Последний разговор с мужем Софья Дмитриевна вспомнила полностью, со всеми подробностями и оттенками, в тот день, когда пришло в Ялту известие о его смерти. Муж сидел у плетеного столика, осматривал кончики коротких, растопыренных пальцев, и она ему говорила, что так нельзя дальше, что они давно чужие друг другу, что она готова хоть завтра забрать сына и уехать. Муж лениво улыбался и хрипловатым, тихим голосом отвечал, что она права, увы, права, и говорил, что он уедет отсюда сам, да и в городе снимет отдельную квартиру. Его тихий голос, мирная полнота, а пуще всего – пилочка, которой он во всякое время терзал мягкие ногти, выводили ее из себя, – и ей казалось, что есть чудовищное в том спокойствии, с которым они оба рассуждают о разлуке, хотя бурные речи и слезы были бы, конечно, еще ужаснее. Погодя он поднялся и, пиля ногти, принялся ходить взад и вперед по комнате, и с мягкой улыбкой говорил о житейских мелочах будущей розной жизни (нелепую роль играла при этом карета), – и вдруг, ни с того ни с сего, проходя мимо открытого рояля, двинул со всей силы сжатым кулаком по клавишам, и это было словно в раскрывшуюся на миг дверь ворвался нестройный вопль; после чего он прежним тихим голосом продолжал прерванную фразу, а проходя опять мимо рояля, осторожно его прикрыл.

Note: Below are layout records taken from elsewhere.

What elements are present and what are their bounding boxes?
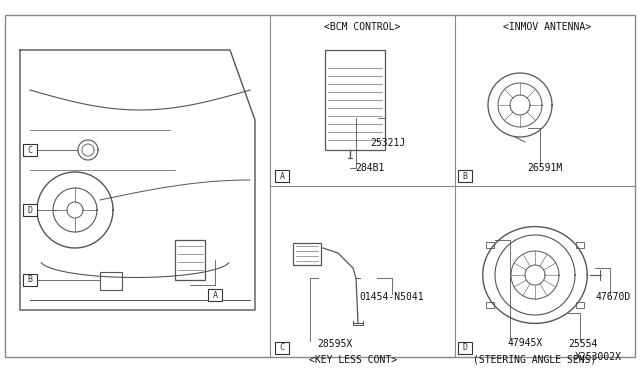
Text: D: D — [463, 343, 467, 353]
Bar — [486, 302, 495, 308]
Text: 01454-N5041: 01454-N5041 — [360, 292, 424, 302]
Text: 25554: 25554 — [568, 339, 598, 349]
Bar — [575, 242, 584, 248]
Text: C: C — [280, 343, 285, 353]
Text: A: A — [212, 291, 218, 299]
Text: B: B — [28, 276, 33, 285]
Bar — [293, 243, 321, 265]
Bar — [458, 170, 472, 182]
Bar — [458, 342, 472, 354]
Bar — [275, 170, 289, 182]
Text: <INMOV ANTENNA>: <INMOV ANTENNA> — [503, 22, 591, 32]
Bar — [486, 242, 495, 248]
Text: <KEY LESS CONT>: <KEY LESS CONT> — [309, 355, 397, 365]
Bar — [208, 289, 222, 301]
Bar — [23, 144, 37, 156]
Text: 25321J: 25321J — [371, 138, 406, 148]
Text: (STEERING ANGLE SENS): (STEERING ANGLE SENS) — [474, 355, 596, 365]
Text: C: C — [28, 145, 33, 154]
Text: B: B — [463, 171, 467, 180]
Text: 47670D: 47670D — [595, 292, 630, 302]
Bar — [575, 302, 584, 308]
Text: 26591M: 26591M — [527, 163, 563, 173]
Text: <BCM CONTROL>: <BCM CONTROL> — [324, 22, 400, 32]
Bar — [325, 50, 385, 150]
Bar — [23, 204, 37, 216]
Text: 28595X: 28595X — [317, 339, 353, 349]
Bar — [275, 342, 289, 354]
Bar — [100, 272, 122, 290]
Bar — [23, 274, 37, 286]
Text: 47945X: 47945X — [508, 338, 543, 348]
Text: D: D — [28, 205, 33, 215]
Bar — [175, 240, 205, 280]
Text: X253002X: X253002X — [575, 352, 621, 362]
Text: 284B1: 284B1 — [355, 163, 385, 173]
Text: A: A — [280, 171, 285, 180]
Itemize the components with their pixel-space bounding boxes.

Смерть отца, которого он любил мало, потрясла Мартына именно потому, что он не любил его как следует, а кроме того, он не мог отделаться от мысли, что отец умер в немилости. Тогда-то Мартын впервые понял, что человеческая жизнь идет излучинами, и что вот, первый плес пройден, и что жизнь повернулась в ту минуту, когда мать позвала его из кипарисовой аллеи на веранду и сказала странным голосом: «Я получила письмо от Зиланова», – а потом продолжала по-английски: «Я хочу, чтоб ты был храбрым, очень храбрым, это о твоем отце, его больше нет». Мартын побледнел и растерянно улыбнулся, а затем долго блуждал по Воронцовскому парку, повторяя изредка детское прозвание, которое когда-то дал отцу, и стараясь представить себе, – и с какой-то теплой и томной убедительностью себе представляя, – что отец его рядом, спереди, позади, вот за этим кедром, вон на том покатом лугу, близко, далеко, повсюду.
Было жарко, хотя недавно прошел бурный дождь. Над лаковой мушмулой жужжали мясные мухи. В бассейне плавал злой черный лебедь, поводя пунцовым, словно накрашенным клювом. С миндальных деревец облетели лепестки и лежали, бледные, на темной земле мокрой дорожки, напоминая миндали в прянике. Невдалеке от огромных ливанских кедров росла одна-единственная березка с тем особым наклоном листвы (словно расчесывала волосы, спустила пряди с одной стороны, да так и застыла), какой бывает только у берез. Проплыла бабочка-парусник, вытянув и сложив свои ласточковые хвосты. Сверкающий воздух, тени кипарисов – старых, с рыжинкой, с мелкими шишками, спрятанными за пазухой, – зеркально-черная вода бассейна, где вокруг лебедя расходились круги, сияющая синева, где вздымался, широко опоясанный каракулевой хвоей, зубчатый Ай-Петри, – все было насыщено мучительным блаженством, и Мартыну казалось, что в распределении этих теней и блеска тайным образом участвует его отец.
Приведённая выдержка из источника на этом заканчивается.